Ancak bir çatışma sonrasında veya ülkemiz aktif bir diplomatik oyun oynarken devreye girebilecek olan toplu askerlik uygulamasının fabrikalarda daha az insanın çalışmasına yol açacağını unutmayın. Bunu yapmazsak cephedeki orduları tedarik edememe riskini alırız ve bir kısır döngü oluşur.
Elbette her ilde doğru altyapıyı hazırlamayı da unutmamalıyız. Askerlerimiz için doğru tedarik zincirini sağlayacaktır. Ayrıca, örneğin ülkemizin hangi bölgelerinin askere alınan askerleri ve malzemelerini mümkün olan en kısa sürede cepheye taşımak için en iyi ulaşım seçeneklerini sunduğu gibi bazı stratejik düşünmeye zorlayacaktır.
Victoria 3, milislerle başlayan ve düzenli bir orduyla biten çeşitli birlik türleri sunacak. Bunları ekonomik kapasitemize, ülkemizin yasalarına ve genel ilerleme düzeyine göre seçmek gerekecektir.
Her ordu türünün kendi güçlü ve zayıf yönleri olacaktır. Örneğin, barış zamanında milislerin bakımı nispeten ucuz olacak, ancak savaş zamanında daha maliyetli olacak ve örgütlenmesi uzun zaman alacak. Düzenli askerler ise, gerektiğinde hemen cepheye yürümeye hazır olacak ve sivilleri çok fazla zorunlu askerliğe zorlamayacak, aynı zamanda ülkemizin prestijini de artıracaktır. Ek olarak, belirli bir orduda ne tür taburların olacağına dair daha esnek konfigürasyona izin verecekler. Bununla birlikte, uygun teknolojiyi gerektireceklerdir.

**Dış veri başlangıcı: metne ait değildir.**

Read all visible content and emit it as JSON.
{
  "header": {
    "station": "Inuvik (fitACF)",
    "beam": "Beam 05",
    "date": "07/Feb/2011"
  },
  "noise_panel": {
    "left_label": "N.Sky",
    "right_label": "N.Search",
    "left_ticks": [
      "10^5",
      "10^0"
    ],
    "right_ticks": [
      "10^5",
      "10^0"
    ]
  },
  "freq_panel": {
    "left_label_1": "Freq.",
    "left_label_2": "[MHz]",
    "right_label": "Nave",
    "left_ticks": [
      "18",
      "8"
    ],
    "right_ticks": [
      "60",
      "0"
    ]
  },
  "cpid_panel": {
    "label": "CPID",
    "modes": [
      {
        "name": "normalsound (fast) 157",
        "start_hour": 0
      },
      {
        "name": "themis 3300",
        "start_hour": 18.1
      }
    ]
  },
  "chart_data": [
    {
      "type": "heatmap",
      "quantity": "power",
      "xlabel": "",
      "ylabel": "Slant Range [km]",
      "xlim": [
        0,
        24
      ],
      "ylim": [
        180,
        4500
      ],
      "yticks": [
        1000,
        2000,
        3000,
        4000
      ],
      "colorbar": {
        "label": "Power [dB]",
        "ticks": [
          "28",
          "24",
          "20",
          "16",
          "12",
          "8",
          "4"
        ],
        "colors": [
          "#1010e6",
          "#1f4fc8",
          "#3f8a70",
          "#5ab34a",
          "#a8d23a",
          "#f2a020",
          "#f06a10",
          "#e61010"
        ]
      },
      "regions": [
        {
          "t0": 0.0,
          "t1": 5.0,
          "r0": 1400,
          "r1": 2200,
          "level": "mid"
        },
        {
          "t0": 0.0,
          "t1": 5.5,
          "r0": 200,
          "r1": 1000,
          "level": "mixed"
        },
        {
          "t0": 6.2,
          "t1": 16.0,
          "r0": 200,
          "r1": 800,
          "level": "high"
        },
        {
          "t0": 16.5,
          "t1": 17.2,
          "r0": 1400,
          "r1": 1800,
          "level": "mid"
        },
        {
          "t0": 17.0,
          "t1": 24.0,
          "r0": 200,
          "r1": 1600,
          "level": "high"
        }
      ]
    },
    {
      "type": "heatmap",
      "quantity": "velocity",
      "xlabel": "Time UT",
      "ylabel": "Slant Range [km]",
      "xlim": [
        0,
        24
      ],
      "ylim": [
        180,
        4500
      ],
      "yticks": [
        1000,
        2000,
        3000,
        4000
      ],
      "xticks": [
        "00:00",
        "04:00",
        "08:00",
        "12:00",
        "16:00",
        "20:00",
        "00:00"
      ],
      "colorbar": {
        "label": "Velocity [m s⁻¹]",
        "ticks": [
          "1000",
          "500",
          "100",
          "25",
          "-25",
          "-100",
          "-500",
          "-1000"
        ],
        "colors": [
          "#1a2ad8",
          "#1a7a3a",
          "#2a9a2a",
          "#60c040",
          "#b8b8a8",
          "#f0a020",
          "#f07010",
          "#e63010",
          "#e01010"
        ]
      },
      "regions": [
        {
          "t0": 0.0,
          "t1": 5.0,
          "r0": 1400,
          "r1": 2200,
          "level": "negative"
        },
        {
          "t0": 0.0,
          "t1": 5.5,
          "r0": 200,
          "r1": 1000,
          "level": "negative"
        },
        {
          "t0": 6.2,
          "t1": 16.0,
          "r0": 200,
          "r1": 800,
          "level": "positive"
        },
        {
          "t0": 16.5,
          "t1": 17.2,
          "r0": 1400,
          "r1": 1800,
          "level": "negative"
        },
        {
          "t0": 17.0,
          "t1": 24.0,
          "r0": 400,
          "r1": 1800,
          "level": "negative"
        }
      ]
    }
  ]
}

Ülke ekonomisi sadece savaş zamanları kötü duruma düşmeyecek. Ortalık yatıştıktan sonra, çatışmalardan etkilenen bölgelerin eski üretkenliklerine dönmeleri biraz zaman alacak. İlginç bir şekilde, bu sadece istatistiklerle gösterilmeyecek, aynı zamanda haritada da görülecektir. Bu, aşağıdaki resimde iyi görülebilir.
Gördüğümüz gibi, Victoria 3’teki silahlı çatışmalar haklarınızı savunmanın en uygun maliyetli yolu olmayabilir. Ancak bazen gerekli oldukları ortaya çıkıyor. Dolayısıyla diplomasiye güvenseniz bile, ‘Barış istiyorsanız savaşa hazırlanın’ anlamına gelen ünlü Latince atasözü ‘si vis pacem, para bellum’u hatırlamanız gerekecek.